Когда профессор Бусько начинал говорить о шпионах, желтоватый ус его чуть заметно дергался, старик шмыгал носом, словно туда залетел комар, и сквозь очки на Дмитрия Алексеевича смотрели большие, темные, полные муки глаза. Бусько разглагольствовал, не замечая пристального взгляда товарища. Дмитрий Алексеевич больше не возражал ему и не спорил.

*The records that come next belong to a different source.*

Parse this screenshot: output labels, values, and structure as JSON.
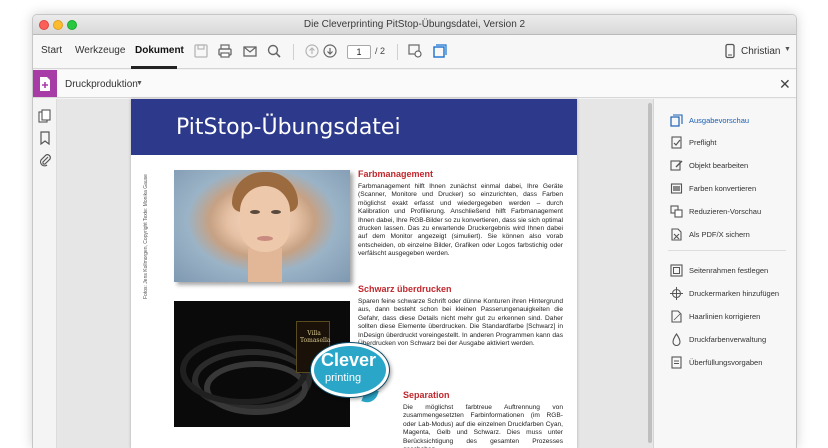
{
  "window": {
    "title": "Die Cleverprinting PitStop-Übungsdatei, Version 2"
  },
  "nav": {
    "tabs": [
      "Start",
      "Werkzeuge",
      "Dokument"
    ],
    "active_tab": "Dokument"
  },
  "toolbar": {
    "page_current": "1",
    "page_total": "/ 2",
    "user": "Christian",
    "icons": [
      "save-icon",
      "print-icon",
      "mail-icon",
      "search-icon",
      "page-up-icon",
      "page-down-icon",
      "select-tool-icon",
      "pitstop-tool-icon",
      "mobile-icon"
    ]
  },
  "tool_panel": {
    "title": "Druckproduktion"
  },
  "document": {
    "banner_title": "PitStop-Übungsdatei",
    "credit": "Fotos: Jens Kollmorgen, Copyright Texte: Monika Gause",
    "belt_box_label": "Villa Tomasella",
    "logo": {
      "top": "Clever",
      "bottom": "printing"
    },
    "sections": [
      {
        "heading": "Farbmanagement",
        "text": "Farbmanagement hilft Ihnen zunächst einmal dabei, Ihre Geräte (Scanner, Monitore und Drucker) so einzurichten, dass Farben möglichst exakt erfasst und wiedergegeben werden – durch Kalibration und Profilierung. Anschließend hilft Farbmanagement Ihnen dabei, Ihre RGB-Bilder so zu konvertieren, dass sie sich optimal drucken lassen. Das zu erwartende Druckergebnis wird Ihnen dabei auf dem Monitor angezeigt (simuliert). Sie können also vorab entscheiden, ob einzelne Bilder, Grafiken oder Logos farbstichig oder verfälscht ausgegeben werden."
      },
      {
        "heading": "Schwarz überdrucken",
        "text": "Sparen feine schwarze Schrift oder dünne Konturen ihren Hintergrund aus, dann besteht schon bei kleinen Passerungenauigkeiten die Gefahr, dass diese Details nicht mehr gut zu erkennen sind. Daher sollten diese Elemente überdrucken. Die Standardfarbe [Schwarz] in InDesign überdruckt voreingestellt. In anderen Programmen kann das Überdrucken von Schwarz bei der Ausgabe aktiviert werden."
      },
      {
        "heading": "Separation",
        "text": "Die möglichst farbtreue Auftrennung von zusammengesetzten Farbinformationen (im RGB- oder Lab-Modus) auf die einzelnen Druckfarben Cyan, Magenta, Gelb und Schwarz. Dies muss unter Berücksichtigung des gesamten Prozesses geschehen."
      }
    ]
  },
  "right_panel": {
    "items": [
      {
        "label": "Ausgabevorschau",
        "icon": "output-preview-icon",
        "active": true
      },
      {
        "label": "Preflight",
        "icon": "preflight-icon",
        "active": false
      },
      {
        "label": "Objekt bearbeiten",
        "icon": "edit-object-icon",
        "active": false
      },
      {
        "label": "Farben konvertieren",
        "icon": "convert-colors-icon",
        "active": false
      },
      {
        "label": "Reduzieren-Vorschau",
        "icon": "flattener-preview-icon",
        "active": false
      },
      {
        "label": "Als PDF/X sichern",
        "icon": "save-pdfx-icon",
        "active": false
      },
      {
        "label": "Seitenrahmen festlegen",
        "icon": "page-boxes-icon",
        "active": false
      },
      {
        "label": "Druckermarken hinzufügen",
        "icon": "printer-marks-icon",
        "active": false
      },
      {
        "label": "Haarlinien korrigieren",
        "icon": "fix-hairlines-icon",
        "active": false
      },
      {
        "label": "Druckfarbenverwaltung",
        "icon": "ink-manager-icon",
        "active": false
      },
      {
        "label": "Überfüllungsvorgaben",
        "icon": "trap-presets-icon",
        "active": false
      }
    ]
  },
  "colors": {
    "banner": "#2d3a8c",
    "heading": "#c0272d",
    "tool_badge": "#a83ca6",
    "active_link": "#1a5fb4"
  }
}
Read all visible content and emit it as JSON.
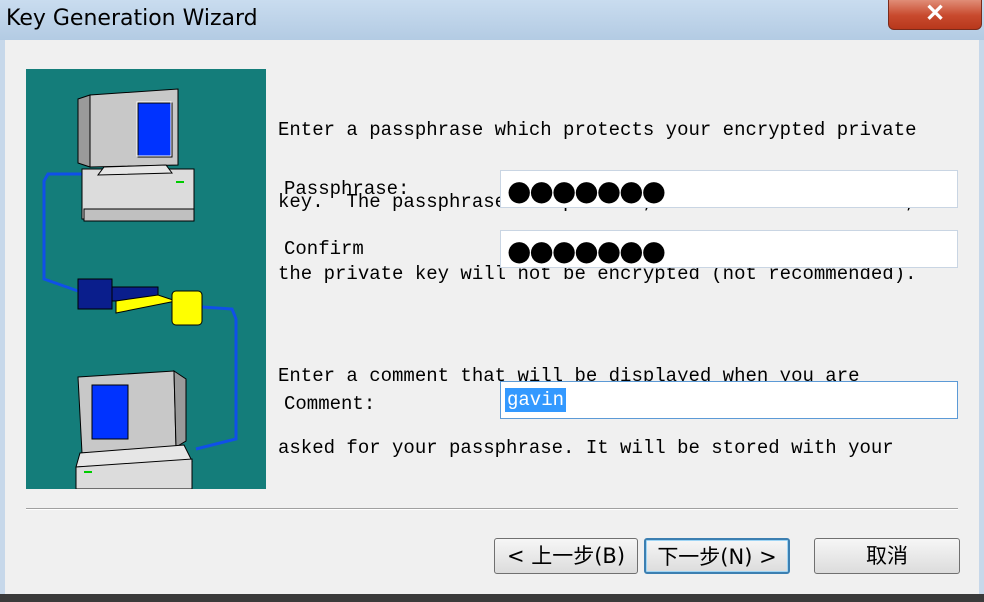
{
  "window": {
    "title": "Key Generation Wizard",
    "close_symbol": "✕"
  },
  "intro": {
    "line1": "Enter a passphrase which protects your encrypted private",
    "line2": "key.  The passphrase is optional, but if it is not used,",
    "line3": "the private key will not be encrypted (not recommended)."
  },
  "passphrase": {
    "label": "Passphrase:",
    "masked": "●●●●●●●"
  },
  "confirm": {
    "label": "Confirm",
    "masked": "●●●●●●●"
  },
  "comment_help": {
    "line1": "Enter a comment that will be displayed when you are",
    "line2": "asked for your passphrase. It will be stored with your"
  },
  "comment": {
    "label": "Comment:",
    "value": "gavin"
  },
  "buttons": {
    "back": "< 上一步(B)",
    "next": "下一步(N) >",
    "cancel": "取消"
  },
  "colors": {
    "panel": "#147d7a",
    "selection": "#3399ff",
    "key_blue": "#0a1e8c",
    "key_yellow": "#ffff00"
  }
}
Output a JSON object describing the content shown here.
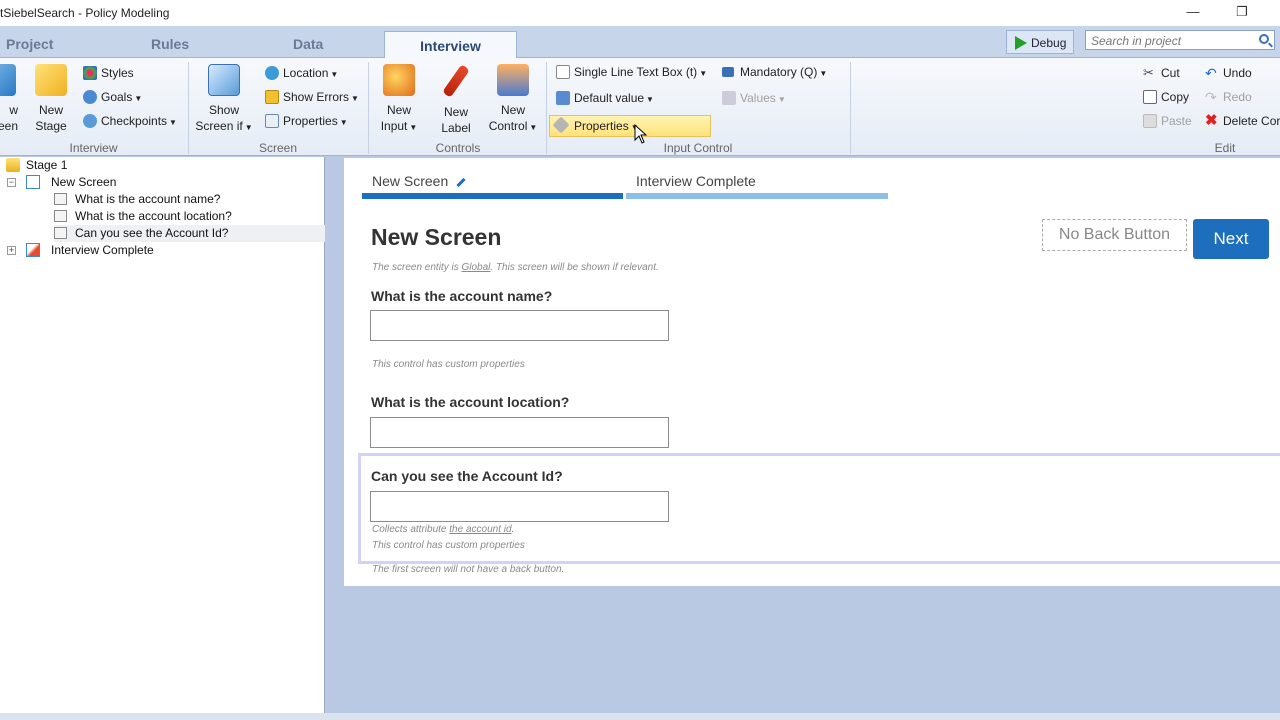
{
  "window": {
    "title": "tSiebelSearch - Policy Modeling",
    "minimize": "—",
    "restore": "❐"
  },
  "tabs": [
    {
      "label": "Project"
    },
    {
      "label": "Rules"
    },
    {
      "label": "Data"
    },
    {
      "label": "Interview"
    }
  ],
  "toolbar": {
    "debug_label": "Debug",
    "search_placeholder": "Search in project"
  },
  "ribbon": {
    "interview": {
      "label": "Interview",
      "new_screen_partial": [
        "w",
        "een"
      ],
      "new_stage": [
        "New",
        "Stage"
      ],
      "styles": "Styles",
      "goals": "Goals",
      "checkpoints": "Checkpoints"
    },
    "screen": {
      "label": "Screen",
      "show_screen_if": [
        "Show",
        "Screen if"
      ],
      "location": "Location",
      "show_errors": "Show Errors",
      "properties": "Properties"
    },
    "controls": {
      "label": "Controls",
      "new_input": [
        "New",
        "Input"
      ],
      "new_label": [
        "New",
        "Label"
      ],
      "new_control": [
        "New",
        "Control"
      ]
    },
    "input_control": {
      "label": "Input Control",
      "single_line": "Single Line Text Box (t)",
      "default_value": "Default value",
      "properties": "Properties",
      "mandatory": "Mandatory (Q)",
      "values": "Values"
    },
    "edit": {
      "label": "Edit",
      "cut": "Cut",
      "copy": "Copy",
      "paste": "Paste",
      "undo": "Undo",
      "redo": "Redo",
      "delete": "Delete Cor"
    }
  },
  "tree": {
    "stage": "Stage 1",
    "screen": "New Screen",
    "items": [
      "What is the account name?",
      "What is the account location?",
      "Can you see the Account Id?"
    ],
    "interview_complete": "Interview Complete"
  },
  "screen": {
    "progress": [
      "New Screen",
      "Interview Complete"
    ],
    "title": "New Screen",
    "entity_note_prefix": "The screen entity is ",
    "entity_note_link": "Global",
    "entity_note_suffix": ". This screen will be shown if relevant.",
    "no_back_button": "No Back Button",
    "next": "Next",
    "questions": [
      {
        "label": "What is the account name?",
        "note": "This control has custom properties"
      },
      {
        "label": "What is the account location?"
      },
      {
        "label": "Can you see the Account Id?",
        "note_prefix": "Collects attribute ",
        "note_link": "the account id",
        "note_suffix": ".",
        "note2": "This control has custom properties"
      }
    ],
    "footer_note": "The first screen will not have a back button."
  },
  "colors": {
    "accent": "#1d6ebd",
    "progress_done": "#1d6ebd",
    "progress_todo": "#8cc0e8"
  }
}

Через два дня, когда, совершив свою прогулку по городу, Дмитрий Алексеевич вернулся и сел за стол, против чугунка с горячей картошкой, он заметил, что сморщенные красные руки старика, снимая сковородку с чугунка, трясутся.
Дмитрий Алексеевич взял картофелину, не спеша посолил ее. И в эту минуту профессор спросил решительным, каким-то громовым голосом:
— Сколько у нас осталось денег?
— Шестьдесят! — Сказав это, Дмитрий Алексеевич с наслаждением откусил половину картофелины.